Djonggi yang juga menjabat sebagai Chief Marketing Officer PT Hexindo Adiperkasa Tbk (HEXA) mengatakan kalau perusahaannya menerima banyak order sementara pasokan dari pabrikan tidak sebanding dengan permintaan pasar. "Apalagi untuk alat berat kategori 100 ton tidak banyak yang punya untuk segmen tambang tersebut," bebernya.
Sebagai distributor HEXA tentu ingin menambah pasokan, namun suplai dari pabrikan khususnya komponen belum menambah produksinya. Menurut Djonggi, mereka kemungkinan belum memperlebar lini produksi lantaran dinilai belum sebanding dengan permintaan pasar yang akan datang.

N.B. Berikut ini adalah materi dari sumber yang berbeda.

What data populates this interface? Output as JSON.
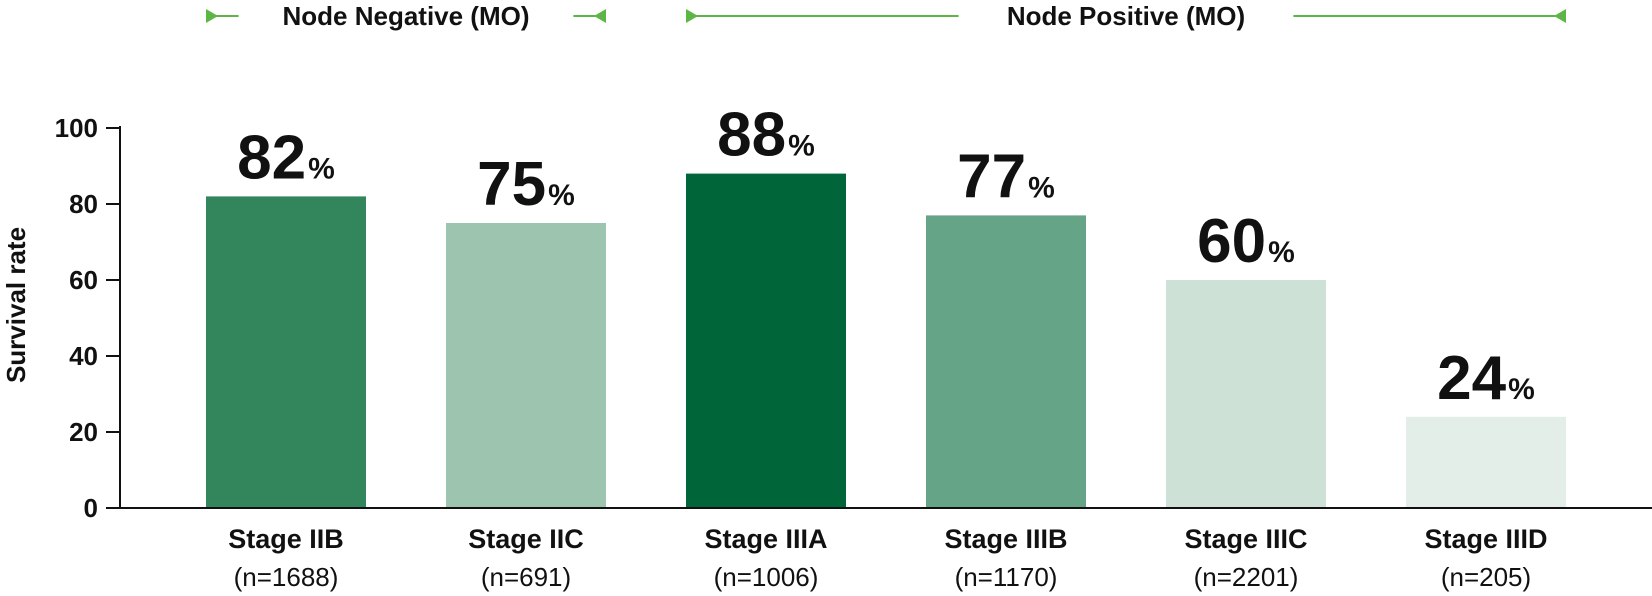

Sementara itu, Jamalludin Ketua Himpunan Alat Berat Indonesia (Hinabi) yang menaungi produsen alat berat lokal mengatakan saat ini utilitas produksi nasional berada dikisaran 80% dari kapasitas terpasang. "Target produksi tahun ini ada diangka 8.000 unit," sebutnya kepada Kontan.co.id, Kamis (16/8).
Sedangkan demand yang dirasakan pabrikan alat berat menurut Jamalludin sudah berada pada level 10.000 unit. Pabrikan belum menambah output dari produksi, lantaran kata Jamalludin masih terjadi keterbatasan bahan baku komponen alat berat di tingkat domestik.
Bagi distributor seperti PT United Tractors Tbk (UNTR), perseroan masih berupaya maksimal untuk memenuhi permintaan alat berat. Namun Sekretaris Perusahaan UNTR Sara K. Loebis tak menyanggah jika permintaan alat berat kali ini melebihi pasokan yang ada, tercermin dari waktu inden untuk pemesanan yang cukup lama.
"Kalau untuk alat kecil dan menengah sekitar 3 bulan sementara alat yang besar bisa 9 bulan," terangnya. Hingga Juni 2018, penjualan brand yang diampu UNTR seperti Komatsu tumbuh 37% menjadi 2.400 unit. Merek lainnya yaitu UD Truck penjualannya tercatat 417 unit, naik 51% dari sebelumnya 276 unit.
Sedangkan Martio, Direktur PT Kobexindo Tractors Tbk (KOBX) menjelaskan, penjualan perusahaan pada semester I-2018 telah naik 40% dibanding periode sama tahun lalu.
Hanya saja hasil positif ini tidak mengubah target penjualan tahun ini sebesar 40% dibanding tahun lalu. "Kenaikan semester II-2018 tetap dari pertambangan seiring dengan membaiknya harga komoditas," katanya.